I gently probed to help her discover why she continued to stuff her feelings. While sharing her childhood history, she told me that she never saw her mother cry until two years prior to our meeting (this woman was 51 yrs of age.) Interestingly, her mother had lost one son in an automobile accident and another to a chronic illness years before (my client’s brothers) and lost nearly all of her possessions in Hurricane Katrina.

Hmm! Such tragedy, yet my client’s mother hadn’t shed a single tear over the death of her children or loss of her worldly possessions, at least not in public. Hmm? Nor did my client cry while recounting this story or talking about her emotionally abusive marriage.

I don’t know about you, but I would have been boohooing for days. Crying for me is cleansing, a salve to heal my soul. Still, many individual have difficulty expressing their feelings, especially the “negative” kind, like sadness, fear, and grief. Like my client, many people were taught that being emotional means being weak, overly sensitive, or disrespectful. Buck up and stop being a crybaby. There’s nothing to be afraid of (you wimp). Don’t you raise your voice young lady! That’s no way for a nice girl to act.

Thankfully, times are changing. Daniel Goleman’s book on Emotional Intelligence (EQ) has changed our minds and begun to change our hearts. Yet still, EQ only scratches the surface. It doesn’t address what’s tucked away in Pandora’s Box. That’s why my client, and millions of people all over the globe, continue to numb their feelings with alcohol, drugs, food and other addictive pastimes; distract themselves with work, shopping, and other compulsive activities; or dissociate from painful memories for fear that overwhelming emotions will take them down.

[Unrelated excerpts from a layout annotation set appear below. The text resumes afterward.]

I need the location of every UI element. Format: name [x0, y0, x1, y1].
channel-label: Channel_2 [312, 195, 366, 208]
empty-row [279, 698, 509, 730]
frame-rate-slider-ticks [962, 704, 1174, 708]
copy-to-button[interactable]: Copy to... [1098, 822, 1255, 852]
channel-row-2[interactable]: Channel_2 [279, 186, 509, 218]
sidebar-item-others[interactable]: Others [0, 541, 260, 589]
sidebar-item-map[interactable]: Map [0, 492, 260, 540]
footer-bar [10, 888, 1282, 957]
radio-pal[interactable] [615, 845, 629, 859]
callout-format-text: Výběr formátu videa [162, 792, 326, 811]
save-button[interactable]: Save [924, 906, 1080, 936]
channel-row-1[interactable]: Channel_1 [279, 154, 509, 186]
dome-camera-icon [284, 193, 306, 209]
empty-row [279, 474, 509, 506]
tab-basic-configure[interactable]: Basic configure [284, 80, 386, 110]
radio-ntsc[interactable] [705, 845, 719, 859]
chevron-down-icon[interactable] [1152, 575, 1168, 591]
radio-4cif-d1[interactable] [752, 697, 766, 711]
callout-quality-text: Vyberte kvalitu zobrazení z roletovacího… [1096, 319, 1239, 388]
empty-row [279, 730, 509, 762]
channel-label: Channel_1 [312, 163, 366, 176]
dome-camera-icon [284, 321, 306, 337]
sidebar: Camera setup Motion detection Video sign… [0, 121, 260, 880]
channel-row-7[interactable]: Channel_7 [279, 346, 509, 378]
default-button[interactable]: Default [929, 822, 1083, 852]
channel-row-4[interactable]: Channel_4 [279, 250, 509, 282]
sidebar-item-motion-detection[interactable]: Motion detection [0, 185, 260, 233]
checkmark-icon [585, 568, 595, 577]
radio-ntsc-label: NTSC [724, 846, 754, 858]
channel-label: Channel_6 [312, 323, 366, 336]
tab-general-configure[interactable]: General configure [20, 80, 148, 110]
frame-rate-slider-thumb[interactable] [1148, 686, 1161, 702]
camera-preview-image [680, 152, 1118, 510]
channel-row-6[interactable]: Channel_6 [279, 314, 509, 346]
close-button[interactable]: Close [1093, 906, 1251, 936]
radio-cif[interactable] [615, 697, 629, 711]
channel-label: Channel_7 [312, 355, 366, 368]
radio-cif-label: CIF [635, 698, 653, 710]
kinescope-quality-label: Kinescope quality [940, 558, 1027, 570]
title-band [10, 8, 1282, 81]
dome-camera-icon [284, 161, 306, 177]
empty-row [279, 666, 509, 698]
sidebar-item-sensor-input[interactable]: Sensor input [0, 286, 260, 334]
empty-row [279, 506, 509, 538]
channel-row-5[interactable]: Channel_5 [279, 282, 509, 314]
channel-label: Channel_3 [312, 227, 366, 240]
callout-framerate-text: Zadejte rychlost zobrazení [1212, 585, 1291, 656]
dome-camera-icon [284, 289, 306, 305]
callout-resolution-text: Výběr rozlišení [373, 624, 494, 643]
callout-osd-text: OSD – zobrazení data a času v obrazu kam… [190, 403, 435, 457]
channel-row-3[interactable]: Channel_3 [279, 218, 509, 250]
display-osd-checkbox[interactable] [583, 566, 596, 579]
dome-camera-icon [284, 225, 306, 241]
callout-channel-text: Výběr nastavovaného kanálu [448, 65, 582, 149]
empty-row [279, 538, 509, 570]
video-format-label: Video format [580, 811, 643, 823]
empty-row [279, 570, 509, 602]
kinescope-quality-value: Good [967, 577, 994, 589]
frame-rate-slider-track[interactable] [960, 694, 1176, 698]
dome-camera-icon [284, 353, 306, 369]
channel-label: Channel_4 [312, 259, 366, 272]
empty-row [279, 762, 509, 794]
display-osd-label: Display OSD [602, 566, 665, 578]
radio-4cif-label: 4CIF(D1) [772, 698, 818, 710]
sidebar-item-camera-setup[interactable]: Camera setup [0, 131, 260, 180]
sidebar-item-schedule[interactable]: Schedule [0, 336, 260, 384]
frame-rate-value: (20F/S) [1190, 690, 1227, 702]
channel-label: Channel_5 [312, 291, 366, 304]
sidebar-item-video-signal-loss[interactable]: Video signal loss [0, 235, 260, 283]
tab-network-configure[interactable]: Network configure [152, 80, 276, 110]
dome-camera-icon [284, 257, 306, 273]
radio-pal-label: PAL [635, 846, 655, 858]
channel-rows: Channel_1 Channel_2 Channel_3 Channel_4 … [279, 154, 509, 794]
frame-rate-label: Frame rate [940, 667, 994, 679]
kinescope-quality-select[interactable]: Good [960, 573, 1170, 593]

Being aware of your feelings IS the first step, but it’s insufficient in creating a healthy life. Renowned neuroscientist, Candance Pert, has proven that emotions reside in every cell of our bodies, and that when we stifle the flow of our emotional energy, sorrow can turn into depression, anger into aggression, and fear into phobias or panic attacks. And it’s not only our mental health that is negatively affected. Neuroscience is proving that bottled up emotions can contribute to systemic inflammation in our bodies which results in cancer, heart disease, and Alzheimer’s.

To live our best lives and die with little regret, I believe it’s essential to let out our feelings in a constructive manner. According to author and psychotherapist, Miriam Greenspan…

Goleman’s focus on the need to control potentially destructive impulses neglects the value of free-flowing emotional energy when it’s mindfully tolerated. The free flow of the dark emotions can’t happen in a contain-and-manage kind of process. What Goleman wants control to accomplish is better accomplished through emotional tolerance and mindfulness. These skills prevent the dark emotions from becoming destructive. When we can tolerate emotional energy mindfully, we can control our impulses without suppressing our emotions. Strictly speaking, it’s not our emotions that we control, but our actions. The emotional intelligence of the dark emotions moves us not to management but to transformation.

Learning to be emotionally honest can be scary. Expressing your feelings to those that matter does take courage. But remember, if you learned to suppress you can learn to express.

If you need a helping hand in opening up your Pandora’s Box, I highly recommend Greenspan’s book, Healing Through the Dark Emotions. But don’t stop there. Spend some time with a trusted therapist or a caring friend who can comfort you along the way.